Acyclic Preference Systems in P2P Networks

TL;DR

This paper investigates acyclic preference systems in P2P networks, showing they can be represented with symmetric matrices and often form small-world graphs, which has implications for network stability and efficiency.

Contribution

It introduces a method to represent and merge acyclic preference systems using symmetric matrices and analyzes their structural properties in P2P networks.

Findings

Acyclic preference systems can be represented with symmetric mark matrices.

Stable configurations often form small-world graphs.
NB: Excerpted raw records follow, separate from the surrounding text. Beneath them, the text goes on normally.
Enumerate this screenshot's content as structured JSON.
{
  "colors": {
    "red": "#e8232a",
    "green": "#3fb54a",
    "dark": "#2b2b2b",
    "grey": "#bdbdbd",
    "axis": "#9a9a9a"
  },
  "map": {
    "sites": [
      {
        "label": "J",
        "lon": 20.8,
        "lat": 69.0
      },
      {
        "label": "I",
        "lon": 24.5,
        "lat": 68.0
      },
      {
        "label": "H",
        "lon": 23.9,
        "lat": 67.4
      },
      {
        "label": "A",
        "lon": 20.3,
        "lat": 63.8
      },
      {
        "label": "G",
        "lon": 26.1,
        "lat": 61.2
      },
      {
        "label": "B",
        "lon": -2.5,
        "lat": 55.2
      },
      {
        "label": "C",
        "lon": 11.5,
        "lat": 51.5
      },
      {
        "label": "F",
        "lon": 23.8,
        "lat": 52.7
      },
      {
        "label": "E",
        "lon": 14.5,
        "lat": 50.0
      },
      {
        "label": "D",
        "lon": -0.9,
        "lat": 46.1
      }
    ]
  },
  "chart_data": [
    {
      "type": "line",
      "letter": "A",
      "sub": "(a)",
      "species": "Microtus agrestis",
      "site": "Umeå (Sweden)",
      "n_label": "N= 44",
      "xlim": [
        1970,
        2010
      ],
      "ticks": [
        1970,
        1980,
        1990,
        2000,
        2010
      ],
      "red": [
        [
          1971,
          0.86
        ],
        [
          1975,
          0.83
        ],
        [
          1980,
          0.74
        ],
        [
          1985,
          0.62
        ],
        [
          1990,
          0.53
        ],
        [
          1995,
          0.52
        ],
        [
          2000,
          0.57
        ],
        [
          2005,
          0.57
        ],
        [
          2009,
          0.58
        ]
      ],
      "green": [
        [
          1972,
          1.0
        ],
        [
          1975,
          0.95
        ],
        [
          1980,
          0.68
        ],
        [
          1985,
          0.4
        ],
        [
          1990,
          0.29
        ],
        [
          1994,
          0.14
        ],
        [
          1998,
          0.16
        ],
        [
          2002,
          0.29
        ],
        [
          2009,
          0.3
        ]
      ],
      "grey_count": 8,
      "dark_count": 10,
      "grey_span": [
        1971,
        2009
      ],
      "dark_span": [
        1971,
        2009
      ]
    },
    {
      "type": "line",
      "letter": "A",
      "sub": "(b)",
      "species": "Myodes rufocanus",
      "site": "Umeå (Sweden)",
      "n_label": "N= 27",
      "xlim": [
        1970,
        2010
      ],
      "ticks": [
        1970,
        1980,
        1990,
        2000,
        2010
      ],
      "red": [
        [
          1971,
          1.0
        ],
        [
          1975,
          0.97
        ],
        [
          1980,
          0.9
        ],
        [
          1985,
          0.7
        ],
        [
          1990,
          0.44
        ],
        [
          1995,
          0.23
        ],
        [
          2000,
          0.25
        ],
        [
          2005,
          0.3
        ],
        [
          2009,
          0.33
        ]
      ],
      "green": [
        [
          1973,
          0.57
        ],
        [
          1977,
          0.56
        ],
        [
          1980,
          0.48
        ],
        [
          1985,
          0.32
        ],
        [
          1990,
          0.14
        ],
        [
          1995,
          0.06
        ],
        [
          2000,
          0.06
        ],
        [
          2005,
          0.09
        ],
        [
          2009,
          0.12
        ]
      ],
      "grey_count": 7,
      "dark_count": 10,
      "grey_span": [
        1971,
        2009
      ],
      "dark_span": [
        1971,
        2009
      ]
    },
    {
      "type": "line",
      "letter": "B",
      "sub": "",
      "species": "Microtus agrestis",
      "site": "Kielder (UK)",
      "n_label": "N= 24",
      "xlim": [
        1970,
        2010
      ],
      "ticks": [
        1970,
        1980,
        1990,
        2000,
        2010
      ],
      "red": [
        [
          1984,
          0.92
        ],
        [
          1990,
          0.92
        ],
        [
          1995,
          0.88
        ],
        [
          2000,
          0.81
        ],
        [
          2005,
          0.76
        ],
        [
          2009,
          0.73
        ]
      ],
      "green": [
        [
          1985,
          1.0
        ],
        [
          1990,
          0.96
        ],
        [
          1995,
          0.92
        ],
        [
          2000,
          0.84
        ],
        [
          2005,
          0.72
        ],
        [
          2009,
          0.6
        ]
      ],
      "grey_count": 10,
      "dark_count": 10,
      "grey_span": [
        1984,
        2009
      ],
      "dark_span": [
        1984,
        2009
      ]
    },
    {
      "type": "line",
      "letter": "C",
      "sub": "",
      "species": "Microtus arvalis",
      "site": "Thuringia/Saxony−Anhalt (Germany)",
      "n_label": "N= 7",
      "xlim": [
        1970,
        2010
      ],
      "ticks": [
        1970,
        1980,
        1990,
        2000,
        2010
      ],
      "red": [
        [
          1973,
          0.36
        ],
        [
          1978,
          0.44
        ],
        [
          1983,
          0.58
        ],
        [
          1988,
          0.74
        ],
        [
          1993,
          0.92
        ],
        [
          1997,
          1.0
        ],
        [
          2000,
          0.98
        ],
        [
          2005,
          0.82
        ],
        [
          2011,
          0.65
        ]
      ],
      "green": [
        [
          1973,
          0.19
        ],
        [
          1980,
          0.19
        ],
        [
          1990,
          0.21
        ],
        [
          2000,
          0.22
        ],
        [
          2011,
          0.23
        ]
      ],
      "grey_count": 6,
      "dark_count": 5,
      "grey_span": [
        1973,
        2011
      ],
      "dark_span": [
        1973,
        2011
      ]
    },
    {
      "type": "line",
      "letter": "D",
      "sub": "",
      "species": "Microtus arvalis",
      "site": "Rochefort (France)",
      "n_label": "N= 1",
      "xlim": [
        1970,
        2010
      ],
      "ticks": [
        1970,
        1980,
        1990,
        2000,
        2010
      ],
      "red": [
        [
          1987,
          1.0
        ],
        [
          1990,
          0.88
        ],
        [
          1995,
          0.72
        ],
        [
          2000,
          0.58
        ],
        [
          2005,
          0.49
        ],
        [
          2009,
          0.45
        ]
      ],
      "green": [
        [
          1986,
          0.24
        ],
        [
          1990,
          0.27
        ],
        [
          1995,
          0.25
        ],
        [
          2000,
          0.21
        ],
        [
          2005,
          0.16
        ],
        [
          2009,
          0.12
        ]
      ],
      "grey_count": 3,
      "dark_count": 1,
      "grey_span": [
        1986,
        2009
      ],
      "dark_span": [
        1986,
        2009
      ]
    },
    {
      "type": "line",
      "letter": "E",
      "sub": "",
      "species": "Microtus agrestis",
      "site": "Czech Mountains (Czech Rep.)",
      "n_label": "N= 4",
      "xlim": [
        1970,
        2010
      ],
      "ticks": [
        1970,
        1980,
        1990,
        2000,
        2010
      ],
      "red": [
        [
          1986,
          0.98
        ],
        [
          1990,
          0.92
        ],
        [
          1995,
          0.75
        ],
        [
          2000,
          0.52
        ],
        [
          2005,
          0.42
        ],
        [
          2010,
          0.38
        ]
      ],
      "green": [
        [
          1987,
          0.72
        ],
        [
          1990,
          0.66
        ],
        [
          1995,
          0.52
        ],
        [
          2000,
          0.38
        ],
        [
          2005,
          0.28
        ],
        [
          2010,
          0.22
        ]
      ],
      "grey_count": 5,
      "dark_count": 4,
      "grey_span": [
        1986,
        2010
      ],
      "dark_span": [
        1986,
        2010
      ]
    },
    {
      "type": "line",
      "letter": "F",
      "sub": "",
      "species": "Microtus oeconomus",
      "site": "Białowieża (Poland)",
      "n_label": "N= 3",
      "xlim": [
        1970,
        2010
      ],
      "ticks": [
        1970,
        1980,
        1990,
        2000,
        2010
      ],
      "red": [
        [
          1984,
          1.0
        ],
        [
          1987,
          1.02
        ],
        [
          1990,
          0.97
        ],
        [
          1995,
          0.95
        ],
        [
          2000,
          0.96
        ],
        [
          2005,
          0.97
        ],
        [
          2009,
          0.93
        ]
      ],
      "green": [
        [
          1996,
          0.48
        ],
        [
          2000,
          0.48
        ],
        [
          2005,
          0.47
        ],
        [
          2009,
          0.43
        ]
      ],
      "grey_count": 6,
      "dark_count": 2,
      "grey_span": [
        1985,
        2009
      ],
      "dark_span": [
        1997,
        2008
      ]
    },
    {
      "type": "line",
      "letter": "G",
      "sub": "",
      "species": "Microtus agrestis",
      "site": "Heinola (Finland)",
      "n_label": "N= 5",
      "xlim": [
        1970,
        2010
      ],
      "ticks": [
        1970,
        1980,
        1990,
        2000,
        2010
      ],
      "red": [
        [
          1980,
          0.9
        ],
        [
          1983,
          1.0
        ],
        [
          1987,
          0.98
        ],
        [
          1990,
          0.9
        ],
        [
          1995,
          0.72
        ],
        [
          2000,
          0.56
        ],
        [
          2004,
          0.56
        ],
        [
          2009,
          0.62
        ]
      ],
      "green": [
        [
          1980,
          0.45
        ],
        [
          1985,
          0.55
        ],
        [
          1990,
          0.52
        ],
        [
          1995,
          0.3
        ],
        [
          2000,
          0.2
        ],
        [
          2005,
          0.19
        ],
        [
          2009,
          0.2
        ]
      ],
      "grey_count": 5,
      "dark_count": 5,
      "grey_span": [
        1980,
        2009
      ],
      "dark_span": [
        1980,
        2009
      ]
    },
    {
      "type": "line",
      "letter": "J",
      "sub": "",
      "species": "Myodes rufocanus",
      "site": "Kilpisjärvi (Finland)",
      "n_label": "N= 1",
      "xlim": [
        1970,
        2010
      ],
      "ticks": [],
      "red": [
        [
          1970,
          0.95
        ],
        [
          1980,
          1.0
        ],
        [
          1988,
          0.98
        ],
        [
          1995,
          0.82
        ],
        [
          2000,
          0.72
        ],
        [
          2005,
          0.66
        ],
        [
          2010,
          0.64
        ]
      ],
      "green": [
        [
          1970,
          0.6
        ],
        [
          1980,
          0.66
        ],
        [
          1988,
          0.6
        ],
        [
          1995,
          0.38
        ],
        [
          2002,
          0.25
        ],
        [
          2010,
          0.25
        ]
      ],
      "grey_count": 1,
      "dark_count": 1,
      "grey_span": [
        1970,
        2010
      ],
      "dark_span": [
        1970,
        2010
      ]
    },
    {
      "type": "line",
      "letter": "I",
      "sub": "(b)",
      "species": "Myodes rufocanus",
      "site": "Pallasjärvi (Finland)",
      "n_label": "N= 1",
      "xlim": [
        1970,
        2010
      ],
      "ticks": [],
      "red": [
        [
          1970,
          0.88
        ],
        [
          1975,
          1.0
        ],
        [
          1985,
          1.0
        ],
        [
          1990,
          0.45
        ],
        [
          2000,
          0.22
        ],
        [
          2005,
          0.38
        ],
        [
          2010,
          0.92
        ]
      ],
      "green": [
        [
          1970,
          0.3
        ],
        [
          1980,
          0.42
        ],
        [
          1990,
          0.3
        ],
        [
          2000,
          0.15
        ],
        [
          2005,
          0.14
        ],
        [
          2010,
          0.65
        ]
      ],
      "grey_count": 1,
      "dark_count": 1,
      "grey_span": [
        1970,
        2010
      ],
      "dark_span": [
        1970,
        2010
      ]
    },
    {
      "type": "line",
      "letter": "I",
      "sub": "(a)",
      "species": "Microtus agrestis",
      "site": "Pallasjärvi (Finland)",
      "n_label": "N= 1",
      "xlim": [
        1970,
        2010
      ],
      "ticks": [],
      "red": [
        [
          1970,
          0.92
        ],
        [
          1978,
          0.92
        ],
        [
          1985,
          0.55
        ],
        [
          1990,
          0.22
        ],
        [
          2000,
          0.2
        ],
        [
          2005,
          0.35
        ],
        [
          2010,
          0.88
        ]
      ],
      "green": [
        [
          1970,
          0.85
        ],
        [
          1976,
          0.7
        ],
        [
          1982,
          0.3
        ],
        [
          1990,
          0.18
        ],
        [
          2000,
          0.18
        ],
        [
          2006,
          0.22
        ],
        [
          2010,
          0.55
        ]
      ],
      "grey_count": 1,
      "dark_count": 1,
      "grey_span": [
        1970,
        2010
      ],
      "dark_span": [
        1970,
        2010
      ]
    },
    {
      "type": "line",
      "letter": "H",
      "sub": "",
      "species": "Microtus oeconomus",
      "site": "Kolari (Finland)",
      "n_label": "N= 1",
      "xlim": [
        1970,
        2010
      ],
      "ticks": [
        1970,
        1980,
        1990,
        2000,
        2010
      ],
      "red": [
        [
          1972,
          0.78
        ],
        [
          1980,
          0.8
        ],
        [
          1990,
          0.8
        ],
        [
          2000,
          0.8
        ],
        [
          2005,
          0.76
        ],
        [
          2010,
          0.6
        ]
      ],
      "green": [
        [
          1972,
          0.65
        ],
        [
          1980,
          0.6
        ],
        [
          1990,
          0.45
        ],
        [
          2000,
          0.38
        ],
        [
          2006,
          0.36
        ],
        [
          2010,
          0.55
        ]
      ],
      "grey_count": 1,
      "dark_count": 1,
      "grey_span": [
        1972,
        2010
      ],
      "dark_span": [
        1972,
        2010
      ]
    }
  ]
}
Preferences based on real latency measurements lead to small-world stable configurations.

Abstract

In this work we study preference systems natural for the Peer-to-Peer paradigm. Most of them fall in three categories: global, symmetric and complementary. All these systems share an acyclicity property. As a consequence, they admit a stable (or Pareto efficient) configuration, where no participant can collaborate with better partners than their current ones. We analyze the representation of the such preference systems and show that any acyclic system can be represented with a symmetric mark matrix. This gives a method to merge acyclic preference systems and retain the acyclicity. We also consider such properties of the corresponding collaboration graph, as clustering coefficient and diameter. In particular, studying the example of preferences based on real latency measurements, we observe that its stable configuration is a small-world graph.